Question

A solid is in the form of a cylinder with hemispherical ends of the same radii. The total height of the solid is 20 cm and the diameter of the cylinder is 14 cm. Find the surface area of the solid.

Answer 1

- The object comprises a cylinder with two hemispherical ends. Its total height is the combined height of the cylindrical section and the two hemispherical caps.

- The cylinder's radius is calculated as \(r = \frac{14}{2} = 7 \, \text{cm}\).

- The height of the cylinder is determined as:

\(h = 20 - 2r = 20 - 2(7) = 6 \, \text{cm}\).

- The total surface area of the object is the sum of the cylinder's lateral surface area and the surface area of the two hemispheres:

\[ \text{Surface Area} = 2\pi r^2 + 2\pi rh + 2\pi r^2 \]

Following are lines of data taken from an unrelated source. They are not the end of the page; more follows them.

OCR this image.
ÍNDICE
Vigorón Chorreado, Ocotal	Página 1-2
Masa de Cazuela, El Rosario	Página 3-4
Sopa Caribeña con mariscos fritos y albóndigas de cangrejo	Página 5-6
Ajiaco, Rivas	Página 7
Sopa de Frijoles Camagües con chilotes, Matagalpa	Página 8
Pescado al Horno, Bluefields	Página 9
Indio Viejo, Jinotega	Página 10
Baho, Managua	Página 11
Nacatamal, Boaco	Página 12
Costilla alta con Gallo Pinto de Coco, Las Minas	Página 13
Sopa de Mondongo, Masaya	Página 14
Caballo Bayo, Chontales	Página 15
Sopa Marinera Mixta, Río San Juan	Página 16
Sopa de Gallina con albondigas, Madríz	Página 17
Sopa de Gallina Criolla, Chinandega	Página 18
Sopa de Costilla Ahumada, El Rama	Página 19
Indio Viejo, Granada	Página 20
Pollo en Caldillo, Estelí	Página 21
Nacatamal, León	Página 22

Upon substituting the values:

\[ \text{Surface Area} = 2\pi (7)^2 + 2\pi (7)(6) + 2\pi (7)^2 = 2\pi (49) + 2\pi (42) + 2\pi (49) \]

\[ \text{Surface Area} = 2\pi (49 + 42 + 49) = 2\pi (140) = 280\pi \, \text{cm}^2 \]

Consequently, the surface area is:

\[ \text{Surface Area} = 280\pi \, \text{cm}^2 \approx 880 \, \text{cm}^2 \]